Difficulty with Building RAG Agents with LLMs (Gradio)

Hi,

I am working on the course ‘Building RAG Agents with LLMs’ and I am having trouble finishing out the course to the point where I even referenced the solutions and it still isn’t working. My issues are the exact same as referenced here:

However, I still can’t seem get it working. I even decided to start the whole course from scratch using just the provided solutions and it still doesn’t seem to work. When I connect to port 8090 in Gradio, and type a message, I get the error ‘Gradio Stream failed: [Errno 111] Connection refused’

One thing I’d like to note is that I was never able to get the activities on port 9012 working either. I figured since it wasn’t necessary for the assessment, it wouldn’t be a big deal (I’ll be spending my time trying to understand this until I get a response).

I had port 8090 working the first time without using the solutions, I had just forgot to add an up to date article. Now, regardless of whether there’s an up to date article to read from, I keep getting the same error. Any help would be appreciated!

Update: I was able to get some activities on port 9012 working. I am able to run 9012/basic_chat and 9012:/generator with the following code

However, when I try to call the .invoke() method on any of them (specifically the 9012/retriever endpoint since I believe that is what is needed) I get the following error: Client error ‘404 Not Found’ for url ‘http://0.0.0.0:9012/retriever/invoke

I’d also like to note that the Basic chat option is now working on port 8090, but when I switch to RAG, I get “Expected response header Content-Type to contain 'text/event-stream, got application/json”

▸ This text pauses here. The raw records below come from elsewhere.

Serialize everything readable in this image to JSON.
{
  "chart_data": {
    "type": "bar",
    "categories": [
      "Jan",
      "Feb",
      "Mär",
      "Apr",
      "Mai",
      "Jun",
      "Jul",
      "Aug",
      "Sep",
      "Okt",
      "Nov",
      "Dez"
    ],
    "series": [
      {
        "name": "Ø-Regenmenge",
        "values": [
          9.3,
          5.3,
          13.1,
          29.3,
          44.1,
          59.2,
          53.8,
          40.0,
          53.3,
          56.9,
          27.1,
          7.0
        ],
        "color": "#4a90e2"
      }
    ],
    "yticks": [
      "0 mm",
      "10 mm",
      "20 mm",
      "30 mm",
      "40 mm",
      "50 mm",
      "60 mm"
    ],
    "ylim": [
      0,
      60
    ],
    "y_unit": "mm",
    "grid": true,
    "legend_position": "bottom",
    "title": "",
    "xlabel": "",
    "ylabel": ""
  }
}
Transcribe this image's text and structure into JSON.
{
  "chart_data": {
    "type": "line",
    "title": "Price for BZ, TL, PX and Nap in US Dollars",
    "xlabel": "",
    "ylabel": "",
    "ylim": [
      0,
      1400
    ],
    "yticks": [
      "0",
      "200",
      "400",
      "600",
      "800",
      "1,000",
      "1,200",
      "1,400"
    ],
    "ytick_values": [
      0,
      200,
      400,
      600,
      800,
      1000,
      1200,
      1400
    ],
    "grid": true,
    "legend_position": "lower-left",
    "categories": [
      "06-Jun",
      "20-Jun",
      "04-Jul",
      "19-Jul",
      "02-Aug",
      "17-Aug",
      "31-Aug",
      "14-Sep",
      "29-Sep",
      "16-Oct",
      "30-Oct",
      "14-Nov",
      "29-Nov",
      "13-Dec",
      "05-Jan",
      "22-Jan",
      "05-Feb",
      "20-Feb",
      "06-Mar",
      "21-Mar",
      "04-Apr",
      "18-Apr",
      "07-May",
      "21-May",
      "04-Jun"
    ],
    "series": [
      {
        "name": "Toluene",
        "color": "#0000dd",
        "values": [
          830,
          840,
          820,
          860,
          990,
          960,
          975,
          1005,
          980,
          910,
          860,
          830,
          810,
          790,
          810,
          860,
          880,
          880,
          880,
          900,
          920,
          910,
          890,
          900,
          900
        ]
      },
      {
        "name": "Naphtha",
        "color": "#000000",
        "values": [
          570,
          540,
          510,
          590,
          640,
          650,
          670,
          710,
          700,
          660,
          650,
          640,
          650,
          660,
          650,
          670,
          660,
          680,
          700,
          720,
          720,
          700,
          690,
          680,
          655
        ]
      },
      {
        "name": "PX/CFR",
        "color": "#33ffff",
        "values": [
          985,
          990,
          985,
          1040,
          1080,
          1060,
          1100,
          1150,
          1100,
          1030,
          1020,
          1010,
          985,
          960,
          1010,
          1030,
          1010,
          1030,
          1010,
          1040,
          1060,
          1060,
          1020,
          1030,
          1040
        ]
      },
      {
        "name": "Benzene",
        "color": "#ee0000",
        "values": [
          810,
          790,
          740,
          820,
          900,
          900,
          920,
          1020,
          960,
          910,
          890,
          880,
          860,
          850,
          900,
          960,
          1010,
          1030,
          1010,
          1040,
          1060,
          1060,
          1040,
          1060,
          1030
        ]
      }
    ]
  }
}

If anyone sees anything I should adjust, please let me know.

I have encountered exactly same problem with you!!!

@luziferangle @malley
Hey yall! Sorry about the delay; feel free to @ me directly as necessary.
A blanket recommendation is to try to replicate the RemoteRunnable’s usage in the frontend python server, and see if it still works if the chain were inserted completely as-is. For example, if the frontend server has the usage:

chain = some_prompt | remote_chain | StrOutputParser()

then the chain that is being deployed should just be the LLM.

I also feel like maybe invoke isn’t directly implemented for just the retriever component (didn’t confirm, just gut feeling). Its use in a chain uses the default call as part of the invocation passthrough. Perhaps you’ll have better luck if you bake the RemoteRunnable in a RunnableLambda?

Hi!!! My hero, you’ve finally arrived. The issues I’ve encountered are outlined in this article. Would you please lend me a hand? Thanks ; )

Hi @vkudlay I’ve been trying to reach out to the dli help desk via email. Unfortunately I reached the max number of restarts for this certification despite only using 12/32 hours on the GPUs. Is there anyone else I can contact to have this overridden? I still have at least 15 hours of time left to try to complete the assessment and I’d really like to figure out what I am doing wrong. Currently I do not have access.